China declares El Niño state and warns of peak intensity this winter
China's National Climate Centre officially declared on Friday that surface temperatures in the equatorial Pacific have entered an El Niño state, warning that the phenomenon will develop into a moderate or stronger event over the summer, peak in autumn and winter, and gradually weaken by next spring. Deputy director Gao Rong told reporters that the probability of an intense El Niño event is increasing.
The announcement confirms what scientists have been tracking for several weeks: a massive Kelvin wave, a body of warm water stretching nearly 15,000 kilometres across the Pacific with subsurface temperatures exceeding 7.5 degrees Celsius above average, is accelerating the emergence of what could become one of the most powerful El Niño events ever recorded. The scale and intensity of this underwater heat mass have drawn comparisons to the precursors of historically destructive episodes.

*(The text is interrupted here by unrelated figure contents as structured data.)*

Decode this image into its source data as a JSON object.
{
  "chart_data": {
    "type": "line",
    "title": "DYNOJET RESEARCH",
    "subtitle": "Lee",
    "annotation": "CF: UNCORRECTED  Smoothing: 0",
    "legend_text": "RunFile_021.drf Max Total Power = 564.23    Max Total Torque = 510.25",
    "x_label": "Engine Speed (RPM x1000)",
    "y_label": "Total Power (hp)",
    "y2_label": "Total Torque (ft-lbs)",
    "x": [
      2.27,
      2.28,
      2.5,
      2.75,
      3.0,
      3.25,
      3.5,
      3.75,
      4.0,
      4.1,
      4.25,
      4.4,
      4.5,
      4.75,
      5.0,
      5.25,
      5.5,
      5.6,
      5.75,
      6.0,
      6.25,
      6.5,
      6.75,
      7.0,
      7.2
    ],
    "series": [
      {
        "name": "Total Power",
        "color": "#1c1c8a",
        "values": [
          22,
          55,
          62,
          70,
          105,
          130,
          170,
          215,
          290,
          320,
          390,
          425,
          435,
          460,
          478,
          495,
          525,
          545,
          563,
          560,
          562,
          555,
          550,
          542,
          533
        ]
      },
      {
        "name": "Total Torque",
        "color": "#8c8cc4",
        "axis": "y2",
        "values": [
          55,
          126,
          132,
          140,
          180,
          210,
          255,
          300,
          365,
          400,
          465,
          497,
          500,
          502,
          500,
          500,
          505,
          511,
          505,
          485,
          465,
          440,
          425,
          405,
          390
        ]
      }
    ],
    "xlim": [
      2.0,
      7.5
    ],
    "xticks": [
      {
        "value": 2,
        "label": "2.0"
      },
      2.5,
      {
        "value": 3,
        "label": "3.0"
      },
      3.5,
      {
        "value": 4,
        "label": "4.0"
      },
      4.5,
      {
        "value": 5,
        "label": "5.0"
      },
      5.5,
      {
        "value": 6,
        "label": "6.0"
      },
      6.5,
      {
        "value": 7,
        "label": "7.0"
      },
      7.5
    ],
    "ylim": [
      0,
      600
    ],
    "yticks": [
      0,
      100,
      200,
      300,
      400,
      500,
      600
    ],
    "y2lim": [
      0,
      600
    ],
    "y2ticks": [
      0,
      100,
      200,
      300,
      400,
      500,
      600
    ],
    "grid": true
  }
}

The United States National Oceanic and Atmospheric Administration's Climate Prediction Center puts the probability of an El Niño developing between May and July at 82 percent, with a 96 percent likelihood it will persist through the Northern Hemisphere winter of 2026-2027. The agency estimates roughly a two-in-three chance the event will reach strong or very strong intensity, which would place it in the same category as the episodes recorded in 1982-1983, 1997-1998, and 2015-2016. Paul Roundy, a professor of atmospheric sciences at the University of Albany, has stated there is approximately a 50 percent chance this event becomes the most intense ever recorded in historical data.
Asia's agricultural sector faces acute exposure to the developing phenomenon. India's meteorological department is forecasting monsoon rainfall at only 92 percent of the long-term benchmark average, with a 35 percent probability of significantly deficient rains, more than double the historical norm. Rice, pulses, cotton, and sugarcane are the most vulnerable crops, as weakened monsoon winds would compromise rainfall during the June-to-September period that accounts for 70 percent of India's annual precipitation. In the Philippines, historical data shows El Niño episodes reduce rice yields by 5 to 10 percent, with the most severe events capable of cutting production by as much as 12 percent. Southern China faces flood risks linked to disruptions in the East Asian monsoon, which could damage late-season rice harvests.

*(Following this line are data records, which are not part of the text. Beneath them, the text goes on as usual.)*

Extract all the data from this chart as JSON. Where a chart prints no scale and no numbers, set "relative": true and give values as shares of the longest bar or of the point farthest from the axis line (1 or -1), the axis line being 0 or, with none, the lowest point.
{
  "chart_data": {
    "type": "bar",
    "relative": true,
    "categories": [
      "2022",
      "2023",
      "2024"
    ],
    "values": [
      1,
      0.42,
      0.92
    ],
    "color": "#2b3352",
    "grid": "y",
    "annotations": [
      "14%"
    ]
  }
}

The agricultural threat arrives as Asia is already contending with energy supply disruptions. Drought conditions and high temperatures associated with El Niño are expected to strain electricity grids across the region, compounding fuel shortages tied to broader geopolitical tensions. Projected dry conditions also risk reducing maize, wheat, coffee, and cocoa production across Southeast Asia, raising the prospect of food price inflation across the world's most populous continent. NOAA's next forecast update is expected on 11 June.